ZeroTrace OSINT
Encoders & Decoders
Base64, hex, JSON formatting, port reference — the format-conversion utilities you reach for many times a day.
A cluster of small, format-conversion tools that share a common purpose: take a string in one shape and return it in another. Each is one of the most-used tools in the application, but each is small enough that a single page covers them all.
Base64
| Mode | What it does |
|---|---|
| Encode | Plain text or bytes → base64 |
| Decode | Base64 → plain text or bytes |
| Auto-detect | Detects mode from input shape |
| Variants | Standard / URL-safe / no-padding (try-all-variants tab shows what each produces) |
| Binary detection | Entropy + null-byte rate flags binary content |
| Chained pipe | Pipe the decoded output into hex / JSON-format / JWT detect with one click |
The chained pipe is the unsung-hero feature. Often a base64-decoded string is itself something else (JSON, JWT, encoded UTF-16, another base64) — the pipe handles the next step without manually copying the intermediate result.
Hex Converter
| Mode | What it does |
|---|---|
| Hex → text | 48656c6c6f → Hello |
| Text → hex | Hello → 48656c6c6f |
| ASCII preview | Side-by-side ASCII column alongside hex (catches printable substrings inside binary blobs) |
| Endianness swap | Swap byte order — useful for little-endian / big-endian conversions |
| Width formatter | 8 / 16 / 32-byte rows for readability |
| Sibling outputs | Binary, octal, decimal alongside hex |
Particularly useful for inspecting magic-byte sequences, decoded protocol fields, and small binary blobs without firing up a hex editor.
JSON Formatter
| Mode | What it does |
|---|---|
| Pretty | Format with chosen indent |
| Minify | Strip whitespace |
| Validate | Confirm valid JSON; flag the error location if not |
| JSONPath query | Extract a specific field via JSONPath |
| Stats | Key / value count, max depth |
| Flatten to dot-notation | {a: {b: 1}} → {"a.b": 1} |
| Sort keys | Alphabetical / reverse / preserve |
| JWT auto-detect | If a string-valued field looks like a JWT, offer one-click decode |
Port Reference
| Field | What it shows |
|---|---|
| Port | Standard service port |
| Service name | Canonical name (HTTP, HTTPS, SSH, etc.) |
| Description | What the service does |
| Category | Web / Mail / Database / Remote / DNS / etc. |
| Common nmap script | The default Nmap script for the port |
| Curated CVE / exploit notes | Brief notes on common exploits per service (defensive context) |
Bulk-paste mode lets you paste a list of port numbers and get the full reference table back.
CIDR & IP-range tools
These also live as part of the Network & IP discipline — the calculator, range expander, and mask preview. They are linked here for completeness but documented in the Network section.

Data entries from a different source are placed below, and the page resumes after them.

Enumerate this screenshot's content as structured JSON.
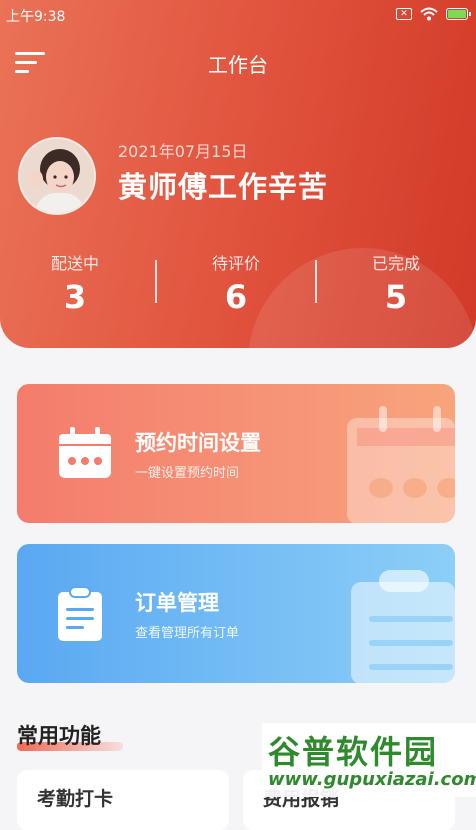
{
  "status_bar": {
    "time": "上午9:38"
  },
  "header": {
    "title": "工作台"
  },
  "profile": {
    "date": "2021年07月15日",
    "greeting": "黄师傅工作辛苦"
  },
  "stats": [
    {
      "label": "配送中",
      "value": "3"
    },
    {
      "label": "待评价",
      "value": "6"
    },
    {
      "label": "已完成",
      "value": "5"
    }
  ],
  "cards": {
    "schedule": {
      "title": "预约时间设置",
      "subtitle": "一键设置预约时间",
      "icon": "calendar-icon"
    },
    "orders": {
      "title": "订单管理",
      "subtitle": "查看管理所有订单",
      "icon": "clipboard-icon"
    }
  },
  "section": {
    "title": "常用功能"
  },
  "functions": [
    {
      "label": "考勤打卡"
    },
    {
      "label": "费用报销"
    }
  ],
  "watermark": {
    "title": "谷普软件园",
    "url": "www.gupuxiazai.com"
  },
  "colors": {
    "header_start": "#ea7257",
    "header_end": "#d13a28",
    "orders_card": "#5aa8f2",
    "accent": "#f06a55"
  }
}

The encoders are perfect candidates for the command palette (Ctrl+K). Type "base", "hex", "json" and the right tool surfaces immediately. For frequently-used tools, pin them to the top of the sidebar (right-click → Pin) and they stay one click away.
Bulk paste
Every tool in this group supports bulk paste. Lines in, converted lines out, exported as CSV / clipboard / Markdown.
Sources
All conversion is local. No external sources are queried.